My NBA Finals Blog

The big three or more like the big two in this series. Ray Ray and the truth.

Game Preview: Lakers at Celtics, Game 6
Tonight’s Matchup Boston Celtics vs. Los Angeles Lakers

Couper Moorhead
Celtics.com Correspondent
June 17, 2008

The Celtics knew travel was going to be about as helpful to their title hopes as a rock jammed inside a sneaker. With less than 48 hours to trek cross-country and prepare for Game 3, both the Celtics and Lakers came out sluggish. Little did the Celtics know that the day before Game 6, a 1:30 (ET) departure time would become 5:30, and a late arrival would give them less than 24 hours before tipoff at 9 p.m.

“It could come down to a game of mental toughness, who fights the fatigue mentally better than the other group,” Doc Rivers said after Game 5.

As far as rejuvenating factors go, there’s not much like knowing you need one win in two games to win the NBA Championship – though it works for the Lakers too, who, down 2-3 in the Finals, must force a Game 7 with a win tonight.

“In training camp if you told us we’ll give you two games that you have to win to win a world championship, we would have took it in a heartbeat,” Kobe Bryant said.

Of course, both games are at the Garden, where the Celtics are 12-1 this postseason. But strip the protective shell of the parquet away, and you’ll find some lingering issues from the West Coast that must be exterminated.

In Games 4 and 5 combined, the Celtics were outscored by 74-36 in the first quarter. This led to the 22-point second half comeback of Game 4 and a near comeback on Sunday, but in both instances they were playing with fire. Counting on the Lakers to leave the window open isn’t going to cut it.

“We’ve just got to get off to better starts,” Paul Pierce said. “The Lakers dominated us in the first quarter the last couple of games. It’s tough when you’re always fighting back from big leads of 16, 17 points. We don’t thrive on that, letting a team get ahead and expecting to get back in the game. That’s not something we practice.”

The early deficits have had a lot to do with Kobe, but not with his aggressiveness on offense. The Lakers have elected to lay off Rajon Rondo on nearly every offensive possession and, with Bryant marking him often, this leaves an extremely athletic defender free to protect the lane.

“We have to solve the Kobe problem,” Rivers said. “You know, being a roamer to start games. When we go with more shooters, he can’t roam, we tend to score more. But that’s on the offensive end.”

As the defense minimized Rondo’s ability to impact the game by giving him jumpshots, his minutes fell to 14:32 in Game 5 – guards Sam Cassell, Eddie House and Tony Allen combined for 42:37 off the bench. The extra shooters opened the paint for Pierce (38 points) and gave the Celtics a chance at the end. The problem was a noticeable absence from the lineup that allowed the Lakers into the paint as well.

Kendrick Perkins donned street clothes for Game 5, and his sport coat made Laker bigs Lamar Odom and Pau Gasol look real nice under the basket. With the Celtics’ most physical force sitting, Odom and Gasol combined for 39 points and 24 rebounds on 14-of-20 shooting, with Odom in particular holding deep position for a number of high-low passes from Gasol. The effect was magnified by Kevin Garnett’s constant foul trouble, but without Perkins in the middle, the Lakers became the bigger beast.

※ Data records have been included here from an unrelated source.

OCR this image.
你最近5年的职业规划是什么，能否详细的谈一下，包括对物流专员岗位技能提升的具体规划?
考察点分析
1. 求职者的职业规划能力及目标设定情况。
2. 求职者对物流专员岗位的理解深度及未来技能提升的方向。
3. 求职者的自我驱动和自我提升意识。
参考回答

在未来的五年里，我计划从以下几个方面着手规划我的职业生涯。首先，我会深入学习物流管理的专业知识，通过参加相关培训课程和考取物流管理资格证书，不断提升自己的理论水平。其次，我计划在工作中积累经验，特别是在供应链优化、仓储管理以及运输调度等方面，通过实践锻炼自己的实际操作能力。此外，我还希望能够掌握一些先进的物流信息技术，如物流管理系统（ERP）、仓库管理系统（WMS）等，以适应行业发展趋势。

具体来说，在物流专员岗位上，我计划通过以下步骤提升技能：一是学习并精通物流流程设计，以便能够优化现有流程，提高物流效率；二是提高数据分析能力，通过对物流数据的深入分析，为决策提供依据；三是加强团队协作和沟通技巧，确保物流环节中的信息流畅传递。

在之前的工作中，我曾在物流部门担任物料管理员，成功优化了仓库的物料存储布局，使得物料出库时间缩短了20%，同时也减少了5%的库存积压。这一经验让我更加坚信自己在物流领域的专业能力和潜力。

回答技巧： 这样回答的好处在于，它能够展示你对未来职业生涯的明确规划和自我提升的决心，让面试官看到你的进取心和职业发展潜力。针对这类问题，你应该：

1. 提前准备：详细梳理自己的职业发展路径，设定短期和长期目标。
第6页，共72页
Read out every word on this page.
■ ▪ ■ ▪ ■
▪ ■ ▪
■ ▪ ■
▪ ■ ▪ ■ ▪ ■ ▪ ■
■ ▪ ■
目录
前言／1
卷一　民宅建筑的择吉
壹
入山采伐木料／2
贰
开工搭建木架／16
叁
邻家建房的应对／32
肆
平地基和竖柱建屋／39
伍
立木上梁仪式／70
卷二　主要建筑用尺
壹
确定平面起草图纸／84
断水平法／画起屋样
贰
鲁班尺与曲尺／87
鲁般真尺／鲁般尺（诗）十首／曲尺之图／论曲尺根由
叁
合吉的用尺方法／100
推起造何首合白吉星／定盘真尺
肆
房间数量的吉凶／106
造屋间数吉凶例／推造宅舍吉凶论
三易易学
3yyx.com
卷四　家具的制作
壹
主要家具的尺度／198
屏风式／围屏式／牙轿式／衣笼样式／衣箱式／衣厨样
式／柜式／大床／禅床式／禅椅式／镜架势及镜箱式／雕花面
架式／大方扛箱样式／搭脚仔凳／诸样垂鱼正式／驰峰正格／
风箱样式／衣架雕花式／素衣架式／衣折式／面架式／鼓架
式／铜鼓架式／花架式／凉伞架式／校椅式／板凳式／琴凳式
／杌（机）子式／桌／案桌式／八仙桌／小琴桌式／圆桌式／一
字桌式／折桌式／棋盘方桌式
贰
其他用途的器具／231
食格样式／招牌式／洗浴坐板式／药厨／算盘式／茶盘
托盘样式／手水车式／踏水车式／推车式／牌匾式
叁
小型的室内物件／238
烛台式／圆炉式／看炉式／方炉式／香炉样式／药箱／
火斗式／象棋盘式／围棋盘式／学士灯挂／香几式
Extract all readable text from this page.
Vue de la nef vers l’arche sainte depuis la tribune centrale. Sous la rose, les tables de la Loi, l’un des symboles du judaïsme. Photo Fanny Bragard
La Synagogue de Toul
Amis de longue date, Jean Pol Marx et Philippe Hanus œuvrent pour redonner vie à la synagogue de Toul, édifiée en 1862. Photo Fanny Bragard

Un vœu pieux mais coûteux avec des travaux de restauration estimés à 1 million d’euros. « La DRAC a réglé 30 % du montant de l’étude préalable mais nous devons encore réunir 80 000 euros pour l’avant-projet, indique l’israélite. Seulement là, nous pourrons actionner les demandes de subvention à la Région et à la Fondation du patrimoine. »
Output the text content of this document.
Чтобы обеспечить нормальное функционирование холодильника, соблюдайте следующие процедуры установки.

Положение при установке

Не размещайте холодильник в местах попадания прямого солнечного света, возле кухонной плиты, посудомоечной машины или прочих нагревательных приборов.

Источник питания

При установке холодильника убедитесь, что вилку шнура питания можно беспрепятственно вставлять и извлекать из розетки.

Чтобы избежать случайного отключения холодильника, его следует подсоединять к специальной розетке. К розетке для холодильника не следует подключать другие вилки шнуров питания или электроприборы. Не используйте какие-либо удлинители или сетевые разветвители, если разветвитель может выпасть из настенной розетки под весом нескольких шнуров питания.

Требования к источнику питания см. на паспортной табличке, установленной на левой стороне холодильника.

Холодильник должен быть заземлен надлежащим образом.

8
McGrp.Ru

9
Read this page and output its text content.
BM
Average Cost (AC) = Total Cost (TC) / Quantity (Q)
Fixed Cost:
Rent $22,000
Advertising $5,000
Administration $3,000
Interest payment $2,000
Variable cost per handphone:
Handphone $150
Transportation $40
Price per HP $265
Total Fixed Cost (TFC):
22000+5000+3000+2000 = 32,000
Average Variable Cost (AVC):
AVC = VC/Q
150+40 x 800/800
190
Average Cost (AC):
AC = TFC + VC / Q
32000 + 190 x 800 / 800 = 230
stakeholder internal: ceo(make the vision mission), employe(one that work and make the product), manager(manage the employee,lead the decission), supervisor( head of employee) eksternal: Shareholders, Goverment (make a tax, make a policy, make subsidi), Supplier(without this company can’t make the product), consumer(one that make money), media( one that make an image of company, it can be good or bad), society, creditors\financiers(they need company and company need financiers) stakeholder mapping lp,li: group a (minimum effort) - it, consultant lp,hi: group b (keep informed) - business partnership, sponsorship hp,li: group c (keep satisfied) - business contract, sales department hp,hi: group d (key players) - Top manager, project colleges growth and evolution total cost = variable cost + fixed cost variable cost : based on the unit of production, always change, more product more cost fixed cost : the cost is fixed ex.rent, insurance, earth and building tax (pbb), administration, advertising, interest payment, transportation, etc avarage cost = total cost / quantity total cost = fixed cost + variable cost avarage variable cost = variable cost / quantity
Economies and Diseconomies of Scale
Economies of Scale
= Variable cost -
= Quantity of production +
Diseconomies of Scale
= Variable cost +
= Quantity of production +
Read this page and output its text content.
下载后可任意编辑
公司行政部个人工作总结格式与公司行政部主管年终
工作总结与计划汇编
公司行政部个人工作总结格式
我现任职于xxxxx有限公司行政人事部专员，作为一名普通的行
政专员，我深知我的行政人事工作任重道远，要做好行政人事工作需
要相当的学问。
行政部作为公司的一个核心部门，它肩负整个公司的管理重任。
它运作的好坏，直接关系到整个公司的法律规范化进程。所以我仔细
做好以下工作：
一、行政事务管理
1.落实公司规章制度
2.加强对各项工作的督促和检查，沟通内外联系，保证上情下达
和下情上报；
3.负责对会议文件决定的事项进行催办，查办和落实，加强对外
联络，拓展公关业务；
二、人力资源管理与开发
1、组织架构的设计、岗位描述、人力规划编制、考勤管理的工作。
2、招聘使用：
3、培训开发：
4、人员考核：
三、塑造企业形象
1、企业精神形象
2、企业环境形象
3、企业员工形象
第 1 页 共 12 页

“They were the more physical team, from Gasol on,” Rivers said. “I thought all of them, they posted when they wanted to post. They caught the ball in the spots that they wanted to catch the ball on. I thought they forced us off of spots offensively.”

Perkins will be a game-time decision tonight, and if he’s a no-go, Rivers will again be faced with the decision of whether to plug the center spot with Leon Powe and P.J. Brown or favor the smaller lineup that allowed Pierce to scrub up and enter the operating room.

Big or small, fresh or jetlagged, the focus tonight is not that the Celtics can clinch the NBA Finals, but that they must. Game 7 is an option that’s better avoided, because, as this series of comebacks in every shape and size has shown us, anything can happen.

“Every game is a closeout game,” House said. “We got to approach it just like they’re approaching it. Their lives are depending on it, [their] Finals lives are depending on it, and we just got to go out and finish the job.”

Can We Say Blowout!!!

Yes, the rapist Kobe is now the rapee it seems. Good God Celtics!

Yes !!!

:smiley: :smiley: :smiley: :smiley: :smiley: :smiley: :smiley: :smiley: :smiley:

Ray Ray NBA finals record 21 threes

Unbelievable.

Kobe doesnt want to walk about for the post media conferance. Come on- I want to see this!!

Champs

Celebrations

http://www.stuff.co.nz/stuff/4588535a12155.html

I’m still trying to figure out how L.A. advanced to the finals. It seems the refs really helped them with the bogus non call on Berrys 3 pointer in the San Antonio series.

Detroit would also have beaten L.A. in my opinion.

Can we just send Boston as TeamUSA so we don’t get blown up by Puerto Rico again?